History

Tragic Happenings

Peter Putnam - Killed by a Drunk Driver

12817 Lake Shore Boulevard

Peter Putnam, who grew up at 12817 Lake Shore Boulevard, was killed on December 7, 1987, in Houma, Louisiana. He was riding his bicycle to work at dusk when he was hit and killed by a drunk driver. In keeping with his wishes, the Cleveland media did not publish news stories or obituary notices. Peter did not want anyone at his funeral. His body was returned to Cleveland and buried in Lake View Cemetery.

Peter was born on May 20, 1927, to John and Mildred Putnam. He graduated from University School in 1942. Because he was only sixteen years old, he stayed in Cleveland for a year studying at Case School of Applied Science and then admitted to Princeton University as a member of the class of 1946.

In 1943, he joined the U.S. Navy. After serving for three years, he resumed his education at Princeton University, graduating in 1948 with a physics degree. He later returned to Princeton, where he apprenticed under Albert Einstein and earned a Ph.D. in 1960.

The few people who remembered Peter from Princeton said he was something of a recluse. John Wheeler, his mentor at Princeton, said he was tall, good looking, charming, and extremely bright. He was a man who cared passionately about ideas. Although reclusive, Peter had a knack for making friends with offbeat people.

Because Peter’s family wanted him to be a lawyer, he enrolled at Yale University Law School. Still, he was more interested in studying the works of a brilliant English astronomer, physicist, mathematician, and pioneer in the field of cosmology. After two years, Peter left Yale and went to work for Sanders and Associates, an electronics firm for three days per week. Sanders paid him more than he needed to live on, so he sent the excess funds to Princeton.

Sanders also gave Peter some stock, which he also turned over to Princeton. He told the University to hold on to it, and by 1970, it was worth $1 million.

Union Theological Seminary in New York City hired him to teach in 1965. His classes were enormously popular. Officials at Union recalled Putnam as a brilliant loner, a man who had few close associates and failed to respect fellow faculty members who could not understand his ideas. Peter was happy for a while at Union, but the seminary, aware of the Putnam family’s affluence, began to pressure him for a substantial gift. Angry, Peter resigned from Union in the early 1970s.

Peter established the Mildred Andrews Fund on March 16, 1972. In 1990, it ranked as the fourth largest independent foundation in northeast Ohio. The private operating foundation funded higher education and art, with an emphasis on sculpture. The foundation donated funds to pre-selected organizations but did not accept applications.

In 1974, Peter became a volunteer for VISTA, a government program established in 1964 to improve people's living conditions in impoverished areas of the United States. He had been living with John Claude DeBrew, an ex-serviceman Peter had met in New York. When VISTA sent Peter to work with the rural poor in Houma, Louisiana, DeBrew went with him. He and DeBrew moved into a small apartment building in Houma.

Peter determined the VISTA program in Houma to be corrupt, so he resigned, and, for a while, he used his engineering skills to repair radio and television sets. Still determined not to use his family’s money for his personal needs, he eventually found work as a janitor on the night shift at one of the Louisiana Department of Transportation’s warehouses. It broke Mildred's heart when told that Peter had been a janitor.

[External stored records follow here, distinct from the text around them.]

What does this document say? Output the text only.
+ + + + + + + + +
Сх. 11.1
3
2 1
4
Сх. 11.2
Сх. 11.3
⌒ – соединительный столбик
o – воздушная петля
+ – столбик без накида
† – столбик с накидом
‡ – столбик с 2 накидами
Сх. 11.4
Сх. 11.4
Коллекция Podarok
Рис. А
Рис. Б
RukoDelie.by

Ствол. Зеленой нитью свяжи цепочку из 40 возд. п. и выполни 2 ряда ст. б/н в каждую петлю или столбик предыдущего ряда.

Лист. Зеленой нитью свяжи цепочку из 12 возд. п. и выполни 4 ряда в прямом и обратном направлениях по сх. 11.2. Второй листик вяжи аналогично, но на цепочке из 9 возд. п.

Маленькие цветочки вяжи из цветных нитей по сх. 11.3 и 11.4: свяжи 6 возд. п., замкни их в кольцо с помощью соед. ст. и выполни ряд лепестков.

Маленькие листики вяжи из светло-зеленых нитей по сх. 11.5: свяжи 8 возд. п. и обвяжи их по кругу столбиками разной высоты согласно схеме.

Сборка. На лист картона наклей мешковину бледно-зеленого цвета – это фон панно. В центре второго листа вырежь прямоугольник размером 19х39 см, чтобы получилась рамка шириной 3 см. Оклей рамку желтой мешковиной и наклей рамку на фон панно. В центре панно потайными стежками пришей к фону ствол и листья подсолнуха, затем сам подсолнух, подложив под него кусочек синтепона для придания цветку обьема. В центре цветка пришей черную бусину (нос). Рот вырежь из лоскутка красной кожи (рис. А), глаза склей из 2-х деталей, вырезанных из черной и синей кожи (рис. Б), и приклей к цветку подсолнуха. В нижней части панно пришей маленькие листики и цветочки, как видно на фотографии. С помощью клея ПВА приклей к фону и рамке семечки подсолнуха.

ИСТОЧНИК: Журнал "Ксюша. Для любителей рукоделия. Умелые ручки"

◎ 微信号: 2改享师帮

He idled the time away, writing philosophical essays, monitoring the family's stock portfolio, and studying art.

While most considered Peter a brilliant enigma, many of his closest associates discovered another side to Peter that few others were permitted to see. To their amazement, they learned that Peter had tripled the value of his family’s fortune by investing in risky stock ventures that panned out. They found that Peter had been well-prepared in the event of his untimely death, leaving behind an airtight will with the bulk of the estate going to the Nature Conservancy, the most significant gift the organization had ever received.